God put the rainbow in the clouds, not just in the sky….
It is wise to realize we already have rainbows in our clouds,
or we wouldn’t be here.
If the rainbow is in the clouds,
then in the worst of times,
there is the possibility of seeing hope….
We can say, ‘I can be a rainbow in the clouds for someone yet to be.’ That may be our calling.
~Maya Angelou (Harrisburg Forum, November 30, 2001)

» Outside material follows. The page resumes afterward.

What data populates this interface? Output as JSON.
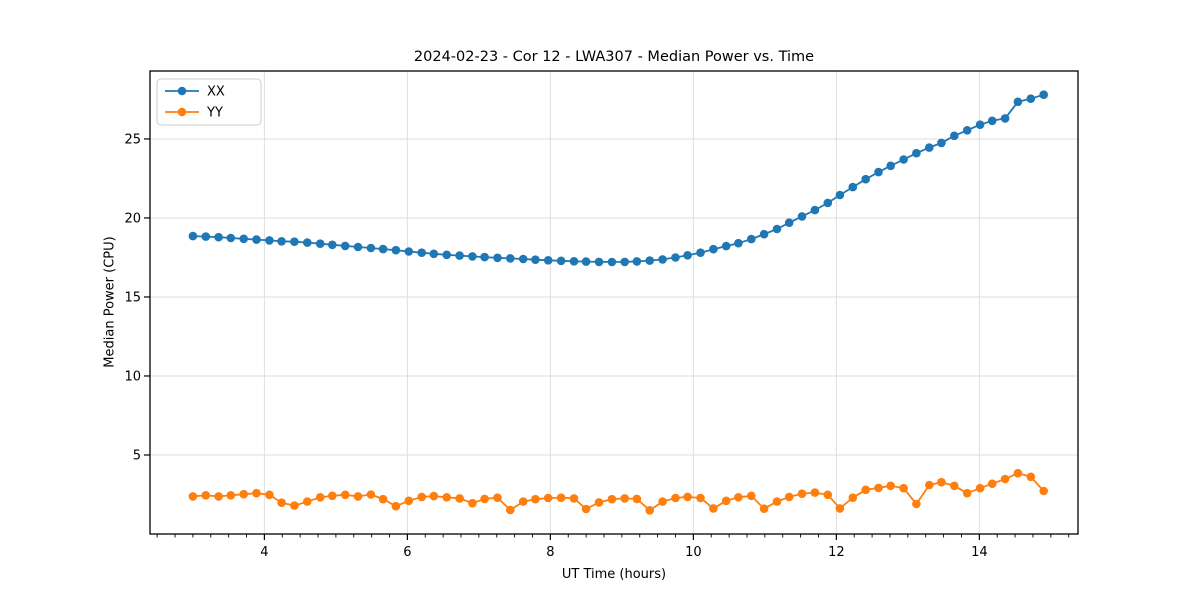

Be thou the rainbow in the storms of life.
The evening beam that smiles the clouds away,

and tints tomorrow with prophetic ray.
~Lord Byron

Painting the indescribable with words necessitates subtlety, sound and rhythm.  The best word color portraits I know are by Gerard Manley Hopkins who described what he saw using startling combinations:  “crimson-cresseted”, “couple-colour”, “rose-moles”, “fresh-firecoal”, “adazzle, dim”, “dapple-dawn-drawn”, “blue-bleak embers”, “gash gold-vermillion”.

My facility with words doesn’t measure up so I rely on pictures to show the hope I see when I look at the sky. I keep reaching for the rainbow hiding within the clouds, searching for the prophetic promise that preserves my days and nights forever.

After all, in the beginning was the Word, and no one says it better than He does.